Eu não suporto essa mania dos blogueiros escreverem tudo na primeira pessoa. Inclusive, porque a mania deles está virando uma tendência perniciosa até no mundo literário. Dificilmente eu vejo um texto deles na terceira pessoa. É tudo “eu, eu, eu” — num impressionismo sem precedentes em nossas letras. “Eu viajei para a Lapônia”, “eu experimentei um incrível aparador de bigodes e cavanhaques”, “eu tenho dez dicas infalíveis de como não levar um fora na balada” e por aí vai.
Outro dia eu achei um aplicativo que busca sites e blogs aleatoriamente. Cliquei para ver onde ele me levaria. Pronto, cai na página de um cidadão que contava suas impressões como cultivador de escargots. Na primeira pessoa, evidentemente. Neste caso até se justificava, um escargot virar personagem é algo surreal, ainda mais se fizesse monólogos interiores. Mas a regra é sempre a mesma: o “eu” é imperativo.
Eu até acho que num conto, numa novela o uso do eu pode ser interessante. Casa muito bem com narrativas realistas, mas que, no fundo, são fantasiosas. Como bem fazia um Kafka e seus seguidores, se é que Kafka deixou seguidores. Eu não acho. Mas talvez para esse fim fosse válido o uso deliberado do “eu”.
Entretanto, eu prefiro mesmo quando alguém, mesmo num texto mais ligeiro de blog, mostra que sabe fazer uso de todas as teclas disponíveis. E acaba compondo algo mais abrangente. É claro que a crônica, se comparada à música erudita, seria um lied, não uma sinfonia.
Mas ainda assim há lieds e lieds de Beethoven. Eu pelo menos penso assim. Quando estou eu, comigo mesmo, escrevendo um texto penso se não posso transformar aquela minha opinião pessoal num discurso indireto livre. Mas, pra esses impressionistazinhos de plantão, meter seu ego em tudo é automático.
Eu, por mim, não deixaria publicar mais um livro sequer se viesse nesse formatinho percorridíssimo. Ou o escriba mostrava que sabia escrever de maneira mais canônica ou eu simplesmente deixaria suas ideias mofando.

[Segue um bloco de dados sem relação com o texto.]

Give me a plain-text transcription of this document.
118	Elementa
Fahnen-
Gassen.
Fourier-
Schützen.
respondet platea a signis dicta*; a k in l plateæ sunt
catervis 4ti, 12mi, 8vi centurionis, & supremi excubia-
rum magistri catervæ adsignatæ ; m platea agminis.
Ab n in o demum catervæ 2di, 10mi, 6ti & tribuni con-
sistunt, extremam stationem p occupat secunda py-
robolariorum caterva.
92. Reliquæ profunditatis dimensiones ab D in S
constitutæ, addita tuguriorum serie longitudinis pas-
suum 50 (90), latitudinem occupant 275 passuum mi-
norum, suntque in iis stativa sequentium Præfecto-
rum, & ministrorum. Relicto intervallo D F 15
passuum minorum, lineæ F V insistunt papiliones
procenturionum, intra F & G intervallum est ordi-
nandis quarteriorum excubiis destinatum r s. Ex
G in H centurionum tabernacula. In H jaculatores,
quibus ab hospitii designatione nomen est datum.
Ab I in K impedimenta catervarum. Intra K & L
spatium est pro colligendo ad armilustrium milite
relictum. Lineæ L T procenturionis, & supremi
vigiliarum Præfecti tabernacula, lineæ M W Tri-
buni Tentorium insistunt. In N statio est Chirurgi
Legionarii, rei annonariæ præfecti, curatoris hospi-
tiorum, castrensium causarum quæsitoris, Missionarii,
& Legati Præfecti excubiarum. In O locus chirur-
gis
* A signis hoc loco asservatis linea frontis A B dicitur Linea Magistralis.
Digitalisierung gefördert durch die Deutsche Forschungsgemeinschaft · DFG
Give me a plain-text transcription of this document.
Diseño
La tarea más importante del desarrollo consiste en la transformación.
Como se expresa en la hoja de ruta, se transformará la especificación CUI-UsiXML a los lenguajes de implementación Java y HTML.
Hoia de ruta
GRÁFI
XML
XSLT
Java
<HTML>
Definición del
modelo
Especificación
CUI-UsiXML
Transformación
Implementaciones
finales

Eu sei que isso talvez trouxesse uma grita no mundo dos blogs e no mercado editorial. Eu imagino que também pudessem me acusar de castrador. Eu sei disso tudo. Mas, por outro, eu sei que isto poderia ser a única maneira de conter a verdadeira onda de artigos, crônicas, contos, novelas e romances em tal padrão preguiçoso.
Os seus defensores dizem que usar a terceira pessoa deixa o narrador onisciente em excesso e, por conseguinte, falso e autoritário. E o “eu”, é o quê? Uma forma de narrar democrática e pluralista? Eu acho que ela, na verdade, é a forma mais arrogante, simplória e beócia de se produzir material de leitura.
Eu queria ver um desses espancadores de caracteres de agora conseguir contar suas experiências em diversas dimensões. Mas, por hora só consigo afirmar uma coisa: eu odeio todos esses textos na primeira pessoa. Eu e pelo jeito mais ninguém. Mas eu me basto.